Why API Design Matters
Why This Matters
The Problem: Modern applications are built from dozens or hundreds of services that must communicate reliably. Poorly designed APIs lead to tight coupling, breaking changes, and frustrated developers.
The Solution: Well-designed APIs provide a stable contract between services, enabling teams to build, deploy, and scale independently.
Real Impact: Stripe's API is often cited as the gold standard -- its consistent, intuitive design helped the company grow to process billions in payments.
Real-World Analogy
Think of an API like a restaurant menu:
- Menu items = API endpoints (what you can request)

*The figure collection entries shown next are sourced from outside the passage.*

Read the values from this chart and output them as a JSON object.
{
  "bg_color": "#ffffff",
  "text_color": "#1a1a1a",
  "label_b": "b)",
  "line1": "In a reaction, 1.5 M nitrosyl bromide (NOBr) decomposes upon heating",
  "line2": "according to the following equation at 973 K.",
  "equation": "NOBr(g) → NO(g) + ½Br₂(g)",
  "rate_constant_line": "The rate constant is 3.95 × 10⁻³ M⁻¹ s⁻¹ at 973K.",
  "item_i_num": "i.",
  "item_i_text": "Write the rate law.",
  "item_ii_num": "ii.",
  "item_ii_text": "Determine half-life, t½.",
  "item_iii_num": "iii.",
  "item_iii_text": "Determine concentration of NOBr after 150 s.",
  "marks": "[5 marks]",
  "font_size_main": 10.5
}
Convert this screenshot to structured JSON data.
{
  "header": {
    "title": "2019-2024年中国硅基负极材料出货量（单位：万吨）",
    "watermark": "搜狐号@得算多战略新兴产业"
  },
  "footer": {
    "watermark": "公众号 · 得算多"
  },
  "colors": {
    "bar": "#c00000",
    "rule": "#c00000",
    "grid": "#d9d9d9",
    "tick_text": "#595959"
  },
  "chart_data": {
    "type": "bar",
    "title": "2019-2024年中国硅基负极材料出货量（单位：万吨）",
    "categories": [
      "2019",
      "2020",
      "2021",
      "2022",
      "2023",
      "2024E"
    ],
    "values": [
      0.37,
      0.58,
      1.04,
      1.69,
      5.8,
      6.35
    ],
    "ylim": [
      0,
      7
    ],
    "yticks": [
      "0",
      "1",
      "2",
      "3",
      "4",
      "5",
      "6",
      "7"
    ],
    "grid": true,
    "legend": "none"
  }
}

- Order format = Request schema (how you ask for it)
- Kitchen = Server (processes your request)
- Waiter = HTTP protocol (carries requests and responses)
- Receipt = Response with status code (confirmation of what happened)
Core Qualities of Good APIs
Consistency
Endpoints follow predictable naming conventions, error formats, and pagination patterns across the entire API surface.
Discoverability
Developers can explore the API intuitively. Resource names, query parameters, and relationships are self-documenting.
Backward Compatibility
New features can be added without breaking existing clients. Versioning strategies protect consumers from disruptive changes.
Performance
Efficient serialization, proper caching headers, and minimal over-fetching keep latency low and throughput high.
REST API Principles
REST (Representational State Transfer) is an architectural style that uses standard HTTP methods to operate on resources identified by URLs. Roy Fielding defined it in his 2000 doctoral dissertation, and it remains the most widely used API paradigm for web services.
The Six REST Constraints
Client-Server
Separate the user interface from the data storage. The client and server evolve independently as long as the interface stays the same.
Stateless
Each request contains all information needed to process it. The server stores no client context between requests.
Cacheable
Responses must define themselves as cacheable or not. Proper caching eliminates redundant interactions and improves scalability.
Uniform Interface
Resources are identified by URIs, manipulated through representations, and messages are self-descriptive with HATEOAS links.
Layered System
A client cannot tell whether it is connected to the end server or an intermediary. Layers enable load balancers, caches, and gateways.
Code on Demand (Optional)
Servers can extend client functionality by transferring executable code, such as JavaScript applets.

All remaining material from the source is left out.